Командиры простонародью препятствий не чинят — пущай глазеют, коли охота. Солдаты от того только крепче шаг бьют, стараются да молодцами глядят. Глядишь, и командиры кого посмазливей в толпе выглядят, да после познакомятся для амурных дел.
Им сие дело не возбраняется.
А солдатам — ни-ни! Они службу должны справно нести, ни о чем другом не мыслить да жен с детишками не заводить! Хотя, конечно, и у них зазнобы имеются. Правда, не у всех. У тех, что поболе отслужили — лет десять, пятнадцать, а то и все двадцать. Им командиры поблажку дают. За то, что они тех, что помоложе, в узде держат, отчего командирам в службе послабление выходит! За всеми ведь не уследишь, а солдат с солдатом рядом живут, и всегда один у другого на глазах! Старый служака — он тот же командир, много чего видел да знает, не одну войну переломил, — его слушаться надобно, не то счас по роже пудовым кулачищем получишь! А жаловаться на то не моги, потому как его офицер покрывает! Хошь нельзя солдат по артикулу бить, да только то сплошь и рядом — как иначе его в покорности и уважении к старшим держать, ежели по морде не лупцевать? А старых солдат чуть что — унтера лупят, хошь те им иной раз в отцы годятся!
Так и в семьях исстари ведется — тятька старших сыновей лупцует, а те, подрастая, — младших в строгости содержат, а потом детей своих!
На сем и армия держится — на том, что над всяким свой командир имеется, а над тем командиром — другой! И над всеми ними правила писаные, а пуще того неписаные...
И ежели тебе чего сверх артикулов позволяется, то будь добр, пользуй привилегию свою с умом да лишку не зарывайся!

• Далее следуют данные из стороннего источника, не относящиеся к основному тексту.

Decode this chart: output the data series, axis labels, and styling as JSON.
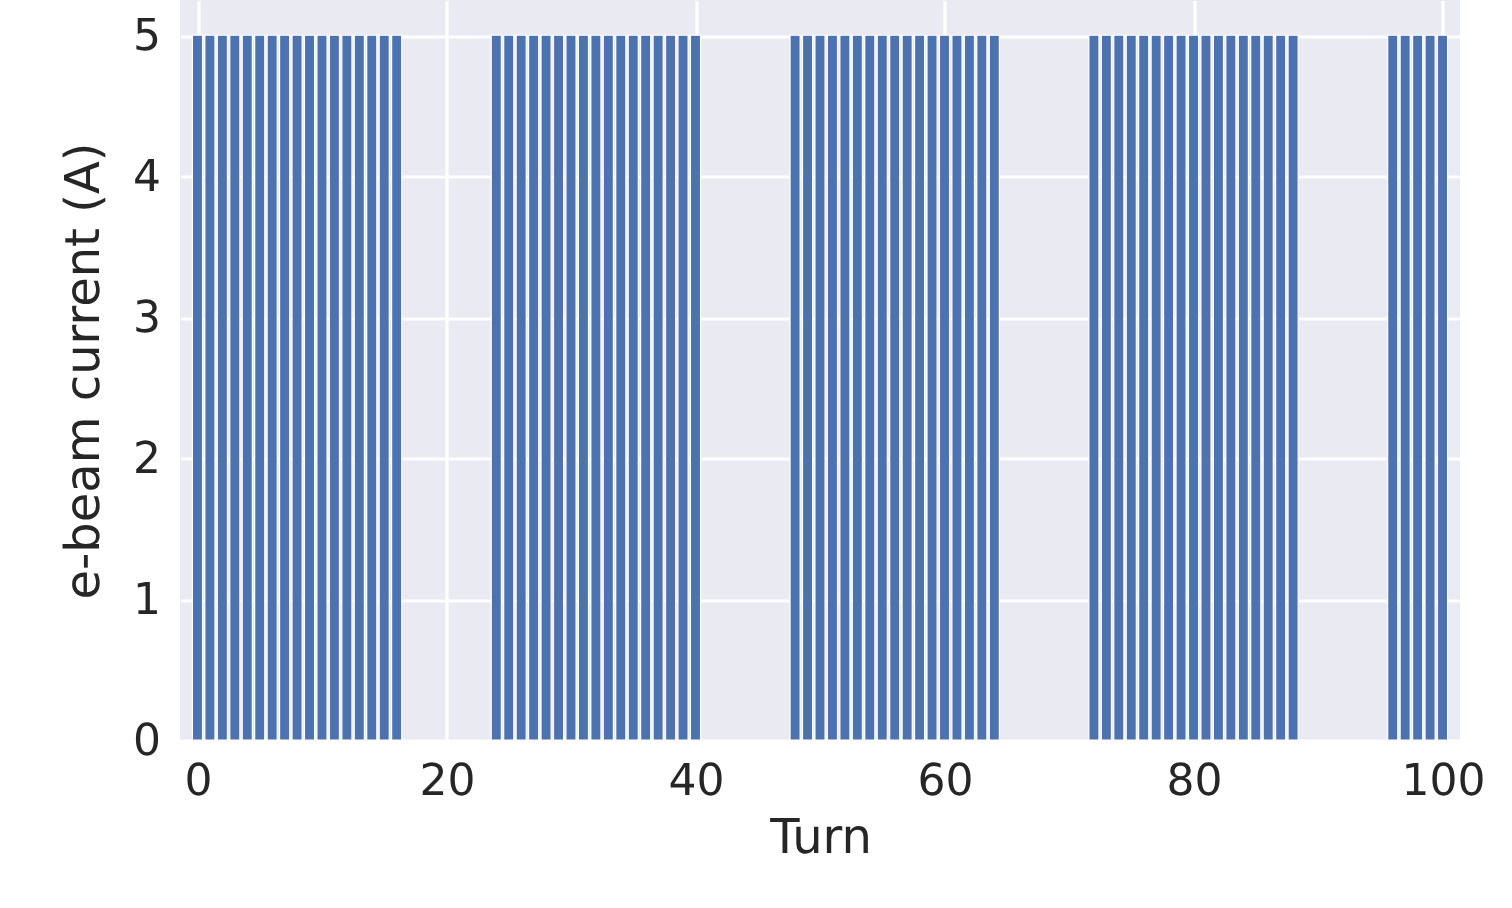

Имеешь зазнобу — ступай к ней на свиданку да управляйся по-быстрому, дабы отсутствия твоего не заметили, да утром в строю не спи! А коли попался — держи ответ! Подставляй рожу под офицерский кулак да терпи молча, чтобы хуже не вышло! Потому как за отлучку беспричинную можно в два счета на виселицу угодить или под батоги!
Такие правила!
В которых сплошь исключения!
Вот и стоят бабы, ухажеров себе выискивают. Глазки им строят, подмигивают, бедрами вертят, симпатию свою показывая. Тому курносому. Или другому рыженькому!... Доля бабья тоже незавидная — все их женихи смолоду в армию забриты, а иных уж нет — косточки их солнцем выбеленные по полям сражений валяются, зверьем растасканные. Мало на Руси мужиков — на всех не хватает! Оттого и рады бабы минутной радости с квартированными в их деревне солдатами, что тоже по бабьим ласкам истосковались.
Какие уж тут артикулы?!
Вот и идет вечерами в кустах непозволенная в уставах возня, хохот да пыхтенье.
А утром сызнова подле плаца бабы толкутся...
Но так, чтобы возок господский подле плаца остановился или карета. Это редко!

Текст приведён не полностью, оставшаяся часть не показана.